One day Pat [Moynihan] and I were driving together to Camp David, where I was to make a presentation to the president and some of his advisers. As I studied my notes, Pat, who was in a state of exuberance, kept interrupting me. “Shultz, don’t you realize that we just had the biggest drug bust in history?” “Congratulations,” I replied, going back to my work. “Come on,” he insisted, “this was a huge bust in Marseilles. We’ve broken the French connection!” “Great work,” I replied unenthusiastically. After a pause, Pat said, “Shultz, I suppose you think that as long as there is a big, profitable demand for drugs in this country there will be a supply.” “Moynihan,” I said, “there’s hope for you…”
The war on drugs that has been waged in the United States for over forty years now has failed, just as our national experiment with the prohibition of alcohol failed.
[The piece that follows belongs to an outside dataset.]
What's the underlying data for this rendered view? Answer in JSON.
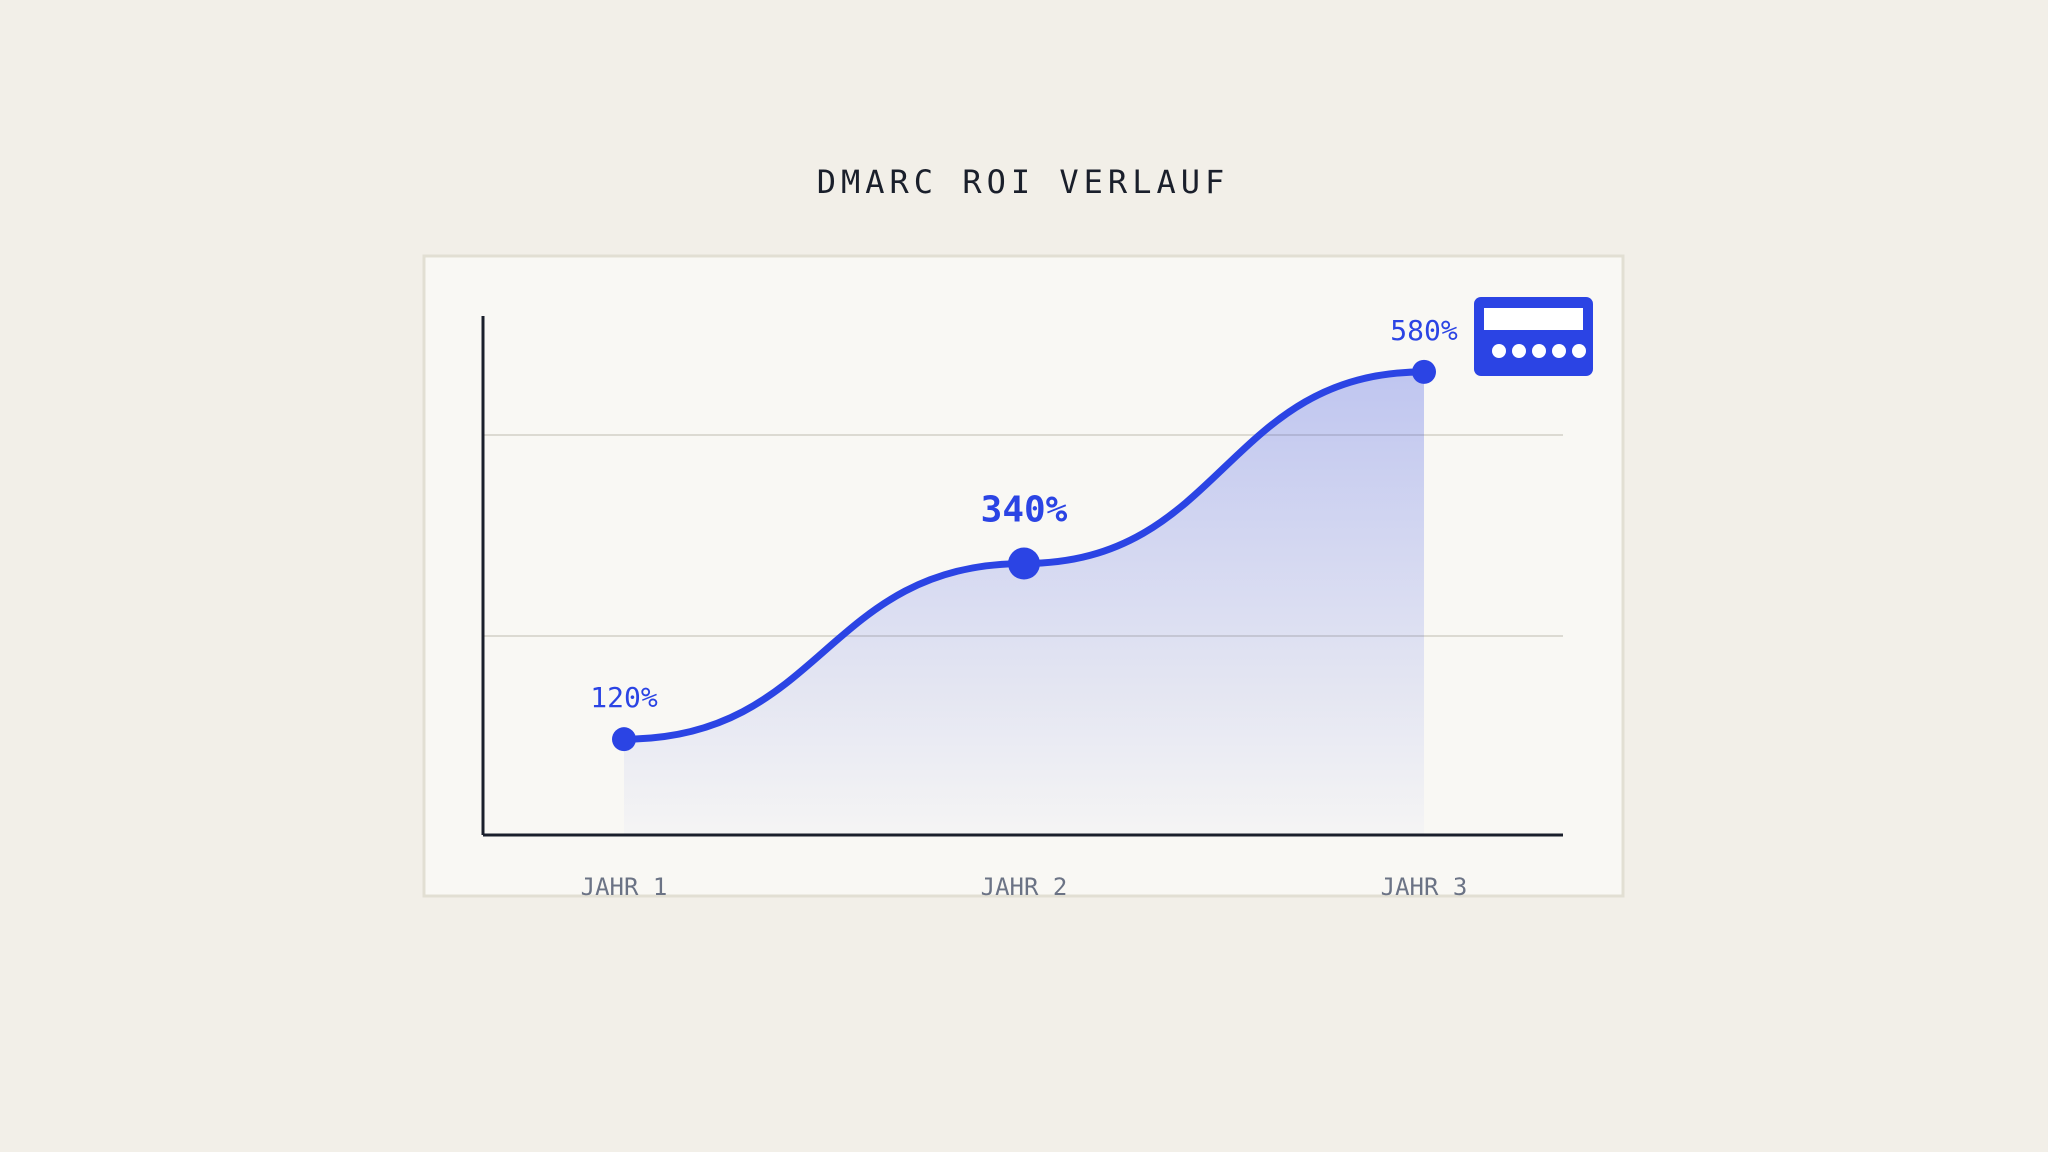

Drugs are still readily available and their use in the United States is no lower than, and sometimes surpasses, drug use in countries with very different approaches to the problem. Every activity related to illegal drugs has been formally criminalized in the United States and a large bureaucracy has been created. Incarceration rates are high and a massive, costly, and sustained effort has been made to keep drugs out of the United States.
How costly is this war on drugs? A good friend of mine, Nobel Laureate in Economics Gary Becker, and his colleagues estimated in 2005 that the direct costs are over $100 billion annually in police services, court time, effort spent on offenders, and imprisonment—a minimum of about $40,000 per year per prisoner. Becker notes that this estimate does not include “intangible costs, such as the destructive effects on many inner city neighborhoods, the use of the American military to fight drug lords and farmers in Colombia and other nations, or the corrupting influence of drugs on many governments.”
Shultz’s skepticism about the War on Drugs is part of a growing trend of public and elite opinion gradually turning against it. Recently, CNN health policy specialist Dr. Sanjay Gupta announced a reversal of his longstanding support for marijuana prohibition. The Obama administration’s recent announcement of a change in sentencing policy for drug offenders had far more hoopla than actual substance. But it’s noteworthy that the administration apparently thought it politically advantageous to overstate the extent to which they are easing up on the War on Drugs rather than understate it.